Tak hanya mengganti aspal dengan beton, kini masyarakat juga kian mudah melaporkan ruas jalan yang rusak melalui aplikasi M-BONK. Diambil dari bahasa Jawa, yaitu embong (jalan), aplikasi yang dirilis pada 2016 ini merupakan hasil kerja sama dengan Microsoft. Hampir dua tahun aplikasi ini berjalan, tingkat keberhasilannya mendekati 40 persen. Dari 100 lebih laporan yang masuk di pertengahan 2018, sebanyak 34 laporan dinyatakan selesai. Setiap pengguna dapat mengetahui data tersebut dari aplikasi M-BONK.
Saiful Ilah mengakui dinas PUPR Sidoarjo memiliki pekerjaan rumah yang wajib diselesaikan. Setidaknya, kata Saiful, aplikasi ini semakin mempermudah jajarannya mengetahui wilayah yang rusak sekaligus menjadi sarana komunikasi masyarakat kepada dinas terkait.

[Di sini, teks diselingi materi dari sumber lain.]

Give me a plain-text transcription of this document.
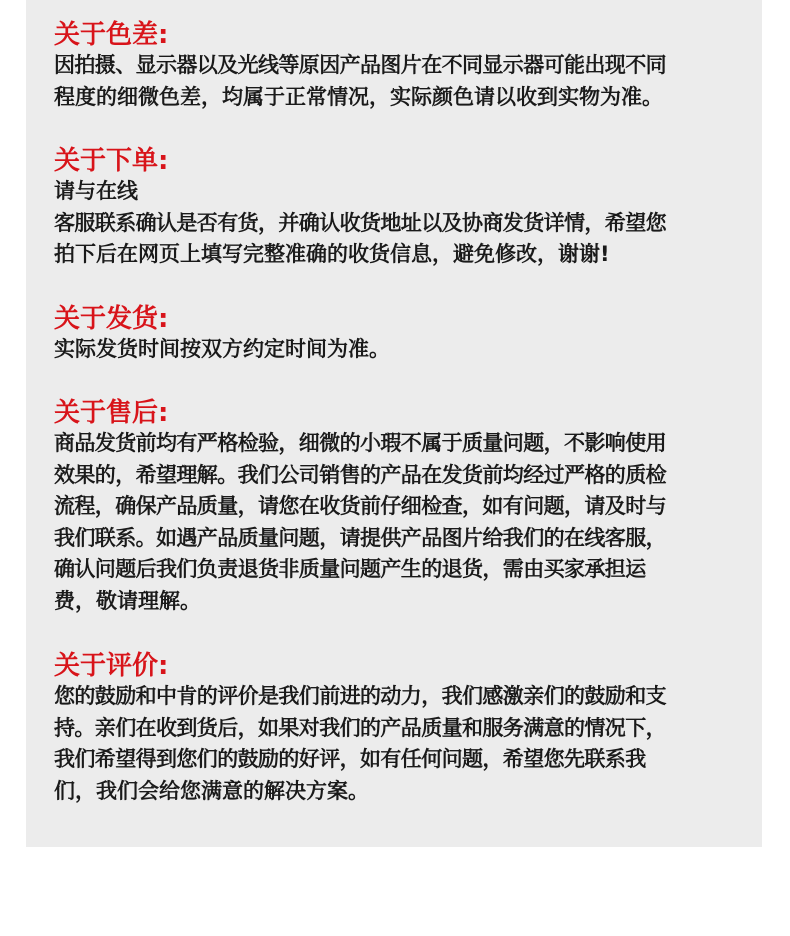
关于色差:
因拍摄、显示器以及光线等原因产品图片在不同显示器可能出现不同
程度的细微色差，均属于正常情况，实际颜色请以收到实物为准。
关于下单:
请与在线
客服联系确认是否有货，并确认收货地址以及协商发货详情，希望您
拍下后在网页上填写完整准确的收货信息，避免修改，谢谢!
关于发货:
实际发货时间按双方约定时间为准。
关于售后:
商品发货前均有严格检验，细微的小瑕不属于质量问题，不影响使用
效果的，希望理解。我们公司销售的产品在发货前均经过严格的质检
流程，确保产品质量，请您在收货前仔细检查，如有问题，请及时与
我们联系。如遇产品质量问题，请提供产品图片给我们的在线客服，
确认问题后我们负责退货非质量问题产生的退货，需由买家承担运
费，敬请理解。
关于评价:
您的鼓励和中肯的评价是我们前进的动力，我们感激亲们的鼓励和支
持。亲们在收到货后，如果对我们的产品质量和服务满意的情况下，
我们希望得到您们的鼓励的好评，如有任何问题，希望您先联系我
们，我们会给您满意的解决方案。
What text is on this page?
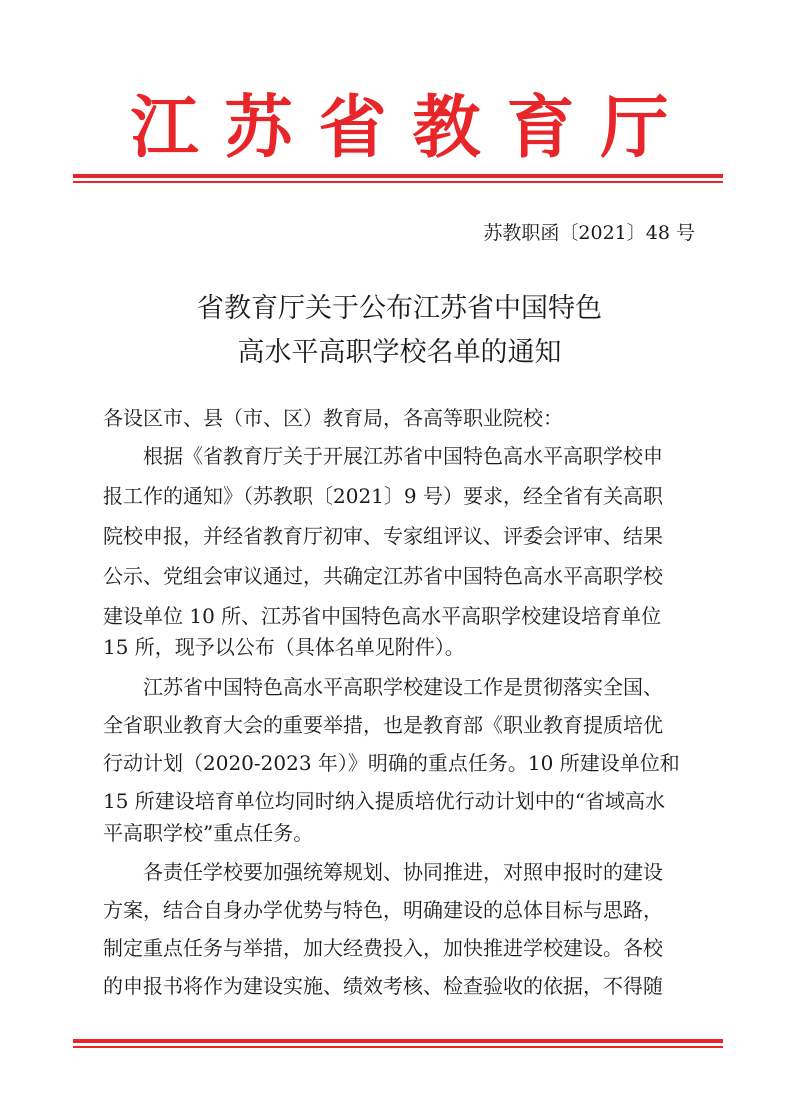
江苏省教育厅
苏教职函〔2021〕48 号
省教育厅关于公布江苏省中国特色
高水平高职学校名单的通知
各设区市、县（市、区）教育局，各高等职业院校：
根据《省教育厅关于开展江苏省中国特色高水平高职学校申
报工作的通知》（苏教职〔2021〕9 号）要求，经全省有关高职
院校申报，并经省教育厅初审、专家组评议、评委会评审、结果
公示、党组会审议通过，共确定江苏省中国特色高水平高职学校
建设单位 10 所、江苏省中国特色高水平高职学校建设培育单位
15 所，现予以公布（具体名单见附件）。
江苏省中国特色高水平高职学校建设工作是贯彻落实全国、
全省职业教育大会的重要举措，也是教育部《职业教育提质培优
行动计划（2020-2023 年）》明确的重点任务。10 所建设单位和
15 所建设培育单位均同时纳入提质培优行动计划中的“省域高水
平高职学校”重点任务。
各责任学校要加强统筹规划、协同推进，对照申报时的建设
方案，结合自身办学优势与特色，明确建设的总体目标与思路，
制定重点任务与举措，加大经费投入，加快推进学校建设。各校
的申报书将作为建设实施、绩效考核、检查验收的依据，不得随
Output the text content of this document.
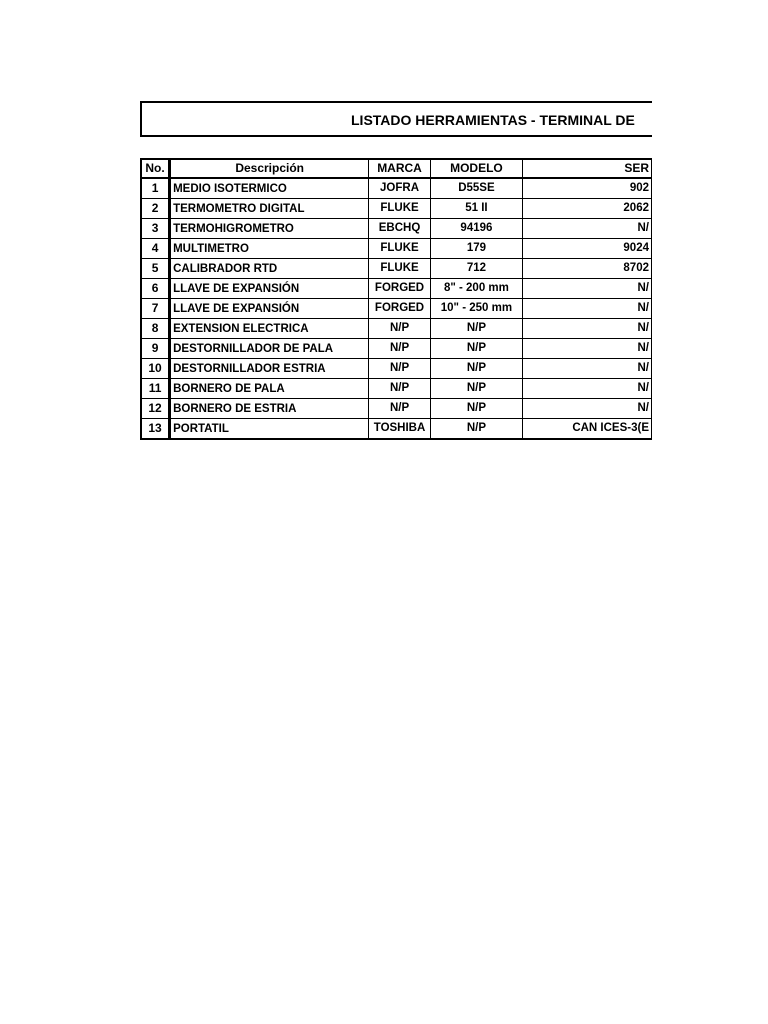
LISTADO HERRAMIENTAS - TERMINAL DE
No.	Descripción	MARCA	MODELO	SER
1	MEDIO ISOTERMICO	JOFRA	D55SE	902
2	TERMOMETRO DIGITAL	FLUKE	51 II	2062
3	TERMOHIGROMETRO	EBCHQ	94196	N/
4	MULTIMETRO	FLUKE	179	9024
5	CALIBRADOR RTD	FLUKE	712	8702
6	LLAVE DE EXPANSIÓN	FORGED	8" - 200 mm	N/
7	LLAVE DE EXPANSIÓN	FORGED	10" - 250 mm	N/
8	EXTENSION ELECTRICA	N/P	N/P	N/
9	DESTORNILLADOR DE PALA	N/P	N/P	N/
10	DESTORNILLADOR ESTRIA	N/P	N/P	N/
11	BORNERO DE PALA	N/P	N/P	N/
12	BORNERO DE ESTRIA	N/P	N/P	N/
13	PORTATIL	TOSHIBA	N/P	CAN ICES-3(E
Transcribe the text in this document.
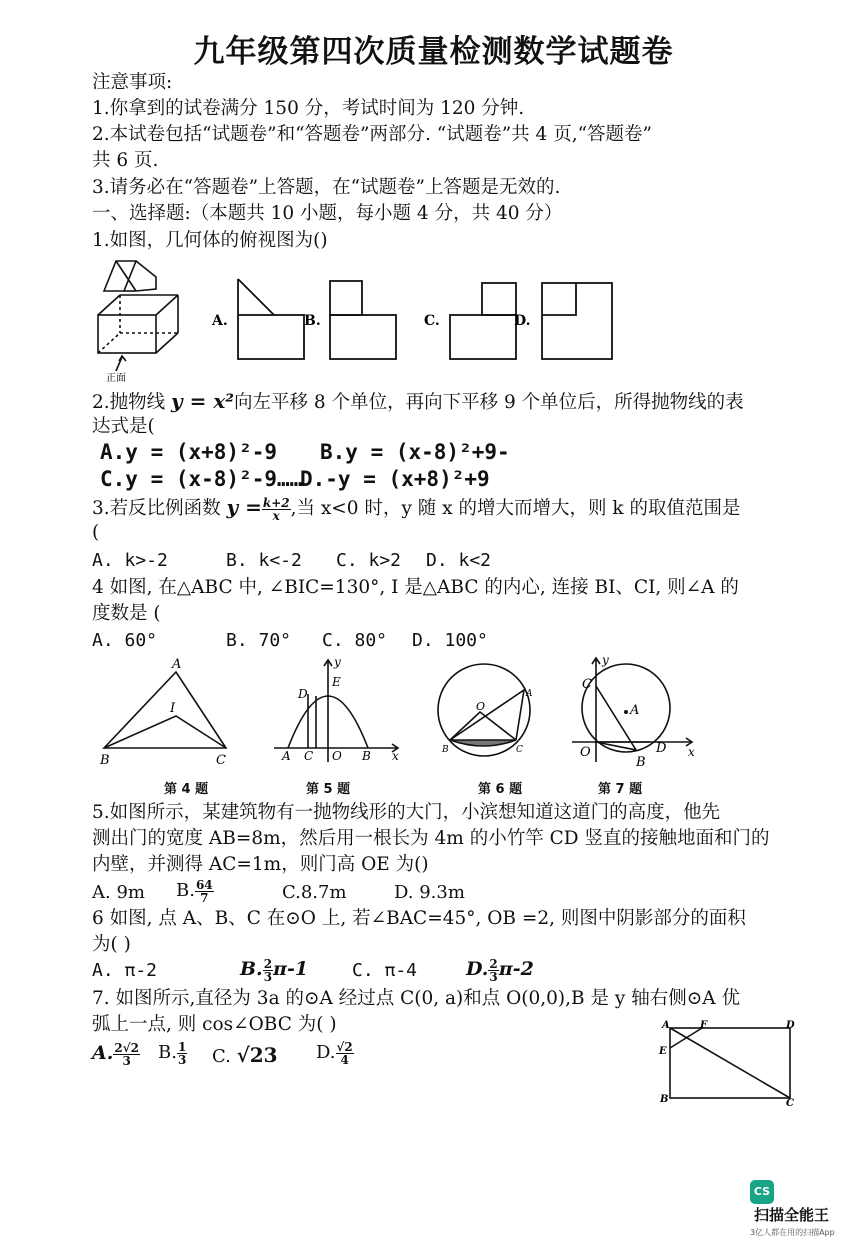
九年级第四次质量检测数学试题卷
注意事项:
1.你拿到的试卷满分 150 分，考试时间为 120 分钟.
2.本试卷包括“试题卷”和“答题卷”两部分. “试题卷”共 4 页,“答题卷”
共 6 页.
3.请务必在“答题卷”上答题，在“试题卷”上答题是无效的.
一、选择题:（本题共 10 小题，每小题 4 分，共 40 分）
1.如图，几何体的俯视图为()
正面
A.	B.	C.	D.
2.抛物线 y = x²向左平移 8 个单位，再向下平移 9 个单位后，所得抛物线的表
达式是(
A.y = (x+8)²-9 B.y = (x-8)²+9-
C.y = (x-8)²-9……
D.-y = (x+8)²+9
3.若反比例函数 $y = \frac{k+2}{x}$ ,当 x<0 时，y 随 x 的增大而增大，则 k 的取值范围是
(
A. k>-2	B. k<-2 C. k>2 D. k<2
4 如图, 在△ABC 中, ∠BIC=130°, I 是△ABC 的内心, 连接 BI、CI, 则∠A 的
度数是 (
A. 60°	B. 70° C. 80° D. 100°
A
I
B	C
y
D
E
A C O B x
O
A
B	C
y
C
A
O	D x
B
第 4 题	第 5 题	第 6 题	第 7 题
5.如图所示，某建筑物有一抛物线形的大门，小滨想知道这道门的高度，他先
测出门的宽度 AB=8m，然后用一根长为 4m 的小竹竿 CD 竖直的接触地面和门的
内壁，并测得 AC=1m，则门高 OE 为()
A. 9m B. $\frac{64}{7}$	C.8.7m	D. 9.3m
6 如图, 点 A、B、C 在⊙O 上, 若∠BAC=45°, OB =2, 则图中阴影部分的面积
为( )
A. π-2	B. $\frac{2}{3} \pi-1$ C. π-4	D. $\frac{2}{3} \pi-2$
7. 如图所示,直径为 3a 的⊙A 经过点 C(0, a)和点 O(0,0),B 是 y 轴右侧⊙A 优
弧上一点, 则 cos∠OBC 为( )
A. $\frac{2√2}{3} B$. $\frac{1}{3} C$. √23 D. $\frac{√2}{4}$
A	F	D
E
B	C
CS扫描全能王
3亿人都在用的扫描App
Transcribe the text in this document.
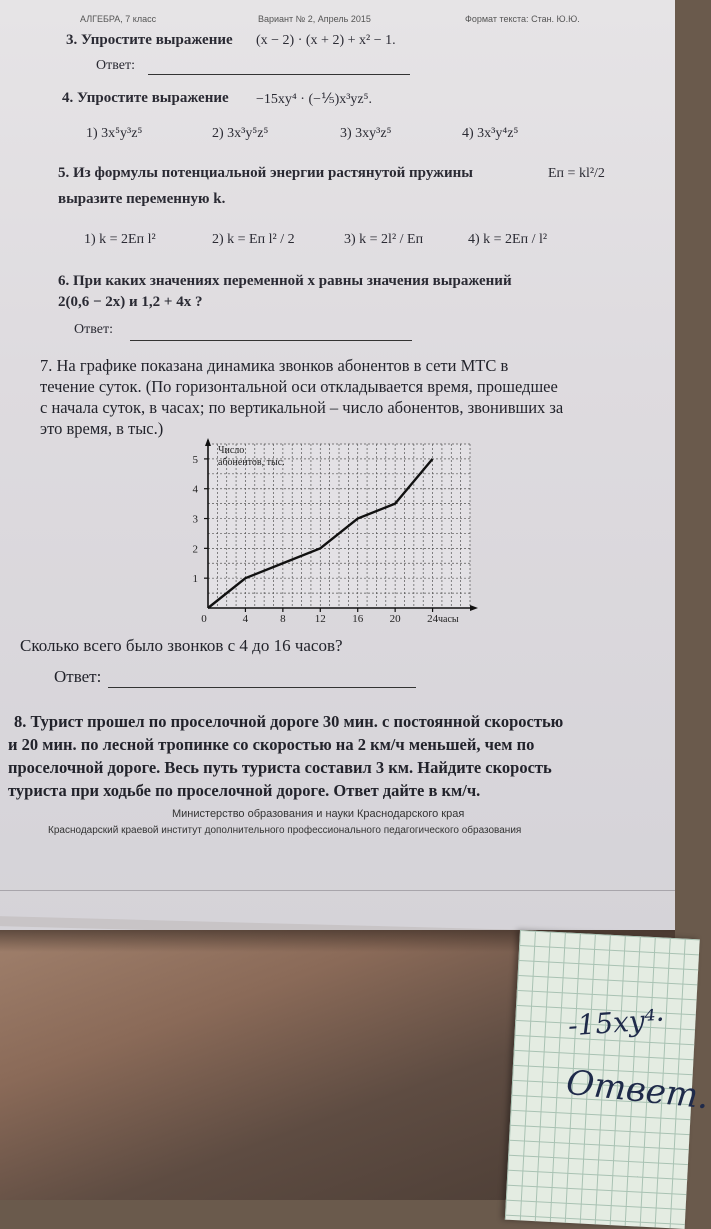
-15xy⁴·
Ответ.
АЛГЕБРА, 7 класс	Вариант № 2, Апрель 2015	Формат текста: Стан. Ю.Ю.
3. Упростите выражение (x − 2) · (x + 2) + x² − 1.
Ответ:
4. Упростите выражение −15xy⁴ · (−⅕)x³yz⁵.
1) 3x⁵y³z⁵	2) 3x³y⁵z⁵	3) 3xy³z⁵	4) 3x³y⁴z⁵
5. Из формулы потенциальной энергии растянутой пружины	Eп = kl²/2
выразите переменную k.
1) k = 2Eп l²	2) k = Eп l² / 2	3) k = 2l² / Eп	4) k = 2Eп / l²
6. При каких значениях переменной x равны значения выражений
2(0,6 − 2x) и 1,2 + 4x ?
Ответ:
7. На графике показана динамика звонков абонентов в сети МТС в
течение суток. (По горизонтальной оси откладывается время, прошедшее
с начала суток, в часах; по вертикальной – число абонентов, звонивших за
это время, в тыс.)
0	4	8	12 16 20 24
1
2
3
4
5
Число
абонентов, тыс.
часы
Сколько всего было звонков с 4 до 16 часов?
Ответ:
8. Турист прошел по проселочной дороге 30 мин. с постоянной скоростью
и 20 мин. по лесной тропинке со скоростью на 2 км/ч меньшей, чем по
проселочной дороге. Весь путь туриста составил 3 км. Найдите скорость
туриста при ходьбе по проселочной дороге. Ответ дайте в км/ч.
Министерство образования и науки Краснодарского края
Краснодарский краевой институт дополнительного профессионального педагогического образования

Sidoarjo rupanya kian akrab dengan teknologi informasi. Selain M-BONK, kabupaten berjuluk Kota Delta itu punya aplikasi Berkas Mlaku Dewe (berkas jalan sendiri, red). Kali pertama diperkenalkan pada 2015 di Kecamatan Sukodono, aplikasi ini memungkinkan warga mengirim berkas ke kecamatan lewat aplikasi. Jika berkas sudah lengkap usai dicek petugas, akan dikirim ke pimpinan kecamatan untuk dibubuhi stempel serta tanda tangan elektronik.
“Sekarang setiap orang mengurus izin bisa selesai dalam tujuh menit. Dulu, sampai berhari-hari, bermingguminggu, dan sekarang tak sampai satu jam,” katanya.